No es que estemos el día entero con el bebé cargado o de “brazo en brazo”; es necesario respetar el descanso y la necesidad de silencio. Lo mejor es aprovechar los momentos del baño y lactancia para darle mucho cariño y hablarle suave. Siempre lo va a agradecer infinitamente.
Los sentidos del bebé los ponen en contacto con la vida que para ellos comienza y, por lo tanto, tienen que aprender a descubrirla. Son como sus antenas para captar los colores, los ruidos, las sombras y luces: el sabor de los primeros alimentos, el olor materno, especialmente. También el frío y el calor, en fin, dolores y placeres.
No olvidemos que mediante los sentidos, aprende a sentir el frío, el calor, las sensaciones de placer y también de dolor. Ya antes de abandonar el vientre materno vive en un mundo de sensaciones y percepciones. Escucha el corazón, la rítmica respiración de su madre y hasta es capaz de percibir sus estados de ánimo. Después que nace, el desarrollo de los sentidos se relaciona con la evolución neuro- motriz.

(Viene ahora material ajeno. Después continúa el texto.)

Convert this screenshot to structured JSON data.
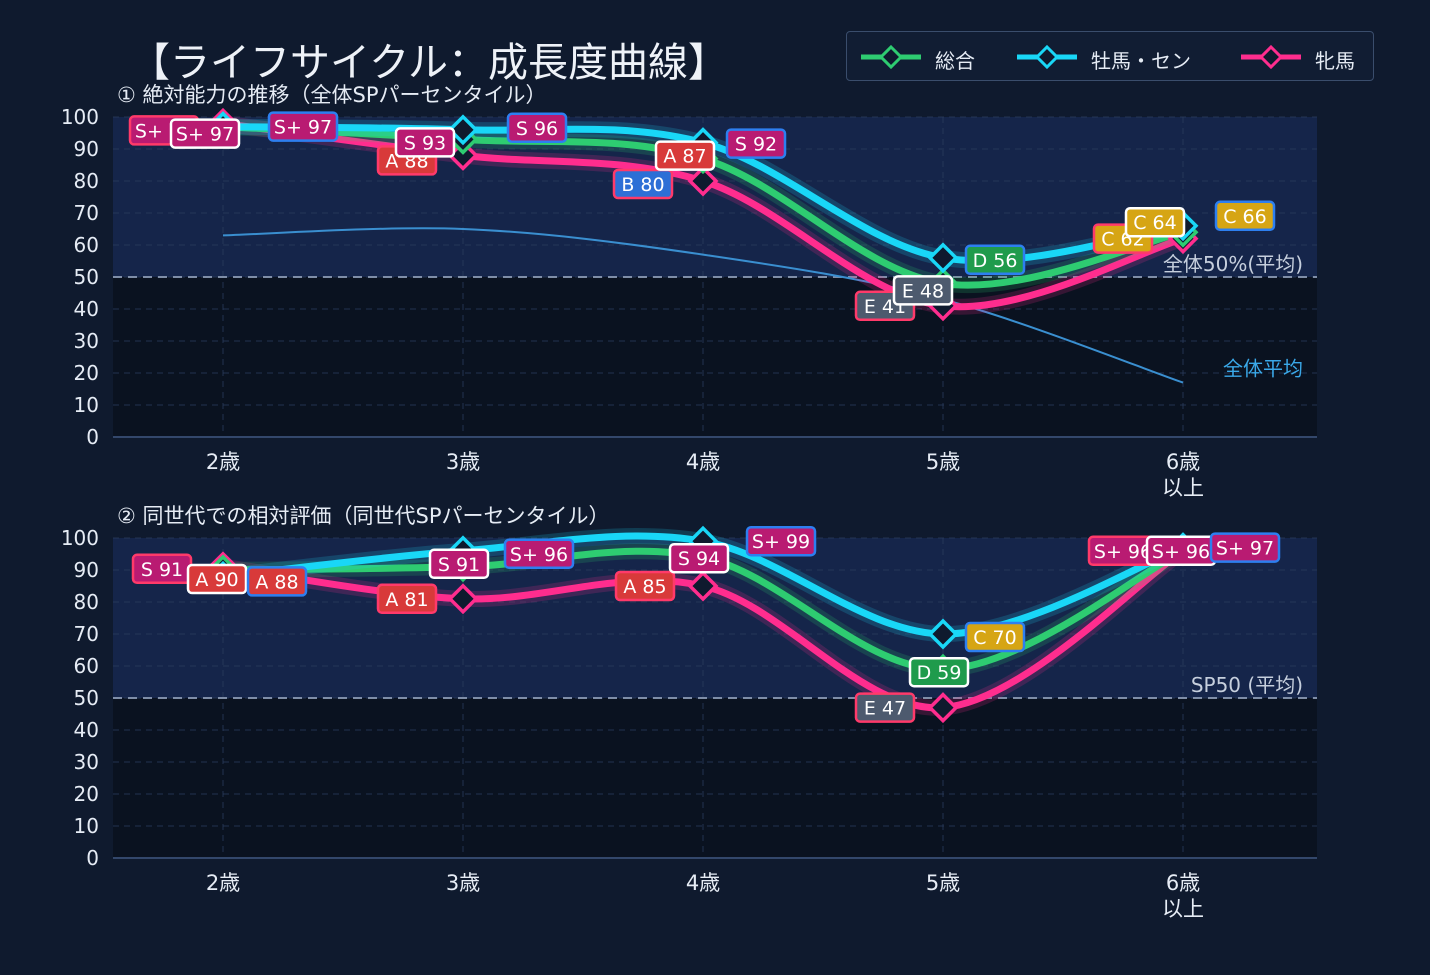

Aunque parezca increíble, acabados de nacer pueden percibir sabores. Esa es la causa de que a algunos les guste la leche tibia de la madre y rechacen el agua.
En realidad, el sentido del gusto no tiene fecha fija para su evolución; se va formando a partir de que se incorporen a su alimentación comestibles variados. De ahí que se aconseja no hacerle siempre la papilla con el mismo sabor, pues además de aburrirle no le amplía el paladar. Este sentido se desarrolla a medida que se incorporan alimentos más variados durante el segundo trimestre de vida.
El olfato y el gusto, por ejemplo, están relacionados entre sí. Es natural que el bebé huela antes de probar un alimento y, en ocasiones hasta olfatea los objetos que lo rodean. Una criatura de pocos meses puede reconocer a su madre por el olor.
Todos los sentidos del bebé hay que estimularlos desde el mismo momento de su nacimiento. A medida que va creciendo, sus habilidades mentales y físicas, entre ellas la capacidad de hablar y caminar, se van desarrollando.